What if We're Missing the Point?

(Crossing the bridge above the motorway on a rainy morning)

Reading All the Way to the River by Elizabeth Gilbert, made me think about how hard it seems to "retire from the hard and dangerous and exhausting work of always wanting more." Her personal story of addiction while maintaining a convincing surface image felt surprisingly transferable to the way many of us navigate our day-to-day hustle.

It seems we tend to put more energy into preparing for the next moment than we do into actually being where we are. There is this constant striving for the next high. A cycle that is demanding to sustain, as we inconveniently forget the law of diminishing returns.

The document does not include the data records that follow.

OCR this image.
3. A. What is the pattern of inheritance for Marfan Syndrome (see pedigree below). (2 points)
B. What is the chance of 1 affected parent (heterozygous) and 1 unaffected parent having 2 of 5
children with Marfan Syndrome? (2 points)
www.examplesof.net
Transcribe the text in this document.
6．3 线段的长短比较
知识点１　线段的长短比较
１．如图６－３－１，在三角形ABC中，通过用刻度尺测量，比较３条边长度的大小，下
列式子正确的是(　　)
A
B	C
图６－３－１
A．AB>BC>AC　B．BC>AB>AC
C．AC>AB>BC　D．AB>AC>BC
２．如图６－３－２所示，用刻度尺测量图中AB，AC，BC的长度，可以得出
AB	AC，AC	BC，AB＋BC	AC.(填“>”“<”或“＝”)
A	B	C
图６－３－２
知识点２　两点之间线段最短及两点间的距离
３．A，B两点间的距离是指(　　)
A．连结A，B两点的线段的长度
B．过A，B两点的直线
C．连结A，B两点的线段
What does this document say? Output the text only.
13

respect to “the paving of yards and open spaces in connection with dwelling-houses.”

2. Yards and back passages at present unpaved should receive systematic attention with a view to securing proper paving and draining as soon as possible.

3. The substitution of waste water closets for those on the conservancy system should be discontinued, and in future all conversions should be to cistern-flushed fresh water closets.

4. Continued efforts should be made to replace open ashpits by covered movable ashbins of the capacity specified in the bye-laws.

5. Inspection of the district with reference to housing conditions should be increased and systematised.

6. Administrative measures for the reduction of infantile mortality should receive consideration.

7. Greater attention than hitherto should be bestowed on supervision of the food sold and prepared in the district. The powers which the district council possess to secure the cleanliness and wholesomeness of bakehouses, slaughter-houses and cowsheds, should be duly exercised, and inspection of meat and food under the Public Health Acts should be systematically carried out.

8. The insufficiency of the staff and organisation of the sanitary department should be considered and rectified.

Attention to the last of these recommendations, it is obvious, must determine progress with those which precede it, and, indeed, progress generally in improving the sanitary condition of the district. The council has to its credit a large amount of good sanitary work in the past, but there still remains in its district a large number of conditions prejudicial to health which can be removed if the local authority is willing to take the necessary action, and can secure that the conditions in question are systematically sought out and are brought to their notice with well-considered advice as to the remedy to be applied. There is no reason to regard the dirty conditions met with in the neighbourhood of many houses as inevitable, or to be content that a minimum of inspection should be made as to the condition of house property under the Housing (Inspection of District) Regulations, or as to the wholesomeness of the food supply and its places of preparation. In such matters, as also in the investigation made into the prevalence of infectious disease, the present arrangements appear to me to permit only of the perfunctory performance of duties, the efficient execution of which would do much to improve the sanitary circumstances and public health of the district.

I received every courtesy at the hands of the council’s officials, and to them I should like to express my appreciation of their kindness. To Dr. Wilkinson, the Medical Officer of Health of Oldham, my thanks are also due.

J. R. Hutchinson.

The expert on addiction, Dr. Gabor Maté, says that “addiction is something that almost works.” It resonates with that tendency to strive for an elusive "better" future in hope of relief while never truly arriving because we take ourselves with us, as the saying goes.

Where are we trying to get to?

When I was living in the constant frenzy of NYC, every moment felt tinted by eying the next. This habit of brushing over our experiences at top speed meant that even when we were meeting up for a face-to-face chat, everyone's mind was somewhere in the future. On average, our attention was largely scattered away from where we were.

The Danish existentialist philosopher Søren Kierkegaard stated that "Life is not a problem to be solved, but a reality to be lived."

What if we are overlooking what life is offering us right now with our constant need to fix apparent dissatisfaction?

What is so hard about living with life instead of trying to hack it, as a current trend often suggests? What if this habitual striving is a reliable recipe to miss the journey of life altogether?

Where does getting more lead to as we seem to want more the more we get?

Using the moment we are in as an obstacle is like trying to organize the waves on the surface of the ocean. It's like trying to control what cannot be controlled instead of putting our energy into surfing the waves, as often mentioned in Zen culture. Thich Nhat Hanh aptly said:

"Life is available only in the present moment."

It’s a curious human habit that while the Now is the only place we can actively shape our lives, it's the one we tend to avoid.

On a phone call with my mom recently, I said I shouldn't really be having a chat because I should be working. Her blunt reply was "Why not?" It was so simple as it felt true. I was having the conversation anyway, and worrying about it only diminished its quality.

Her comment reminded me that I have a pragmatic choice: be where I am fully, or be somewhere else. Everything in between doesn't honor either.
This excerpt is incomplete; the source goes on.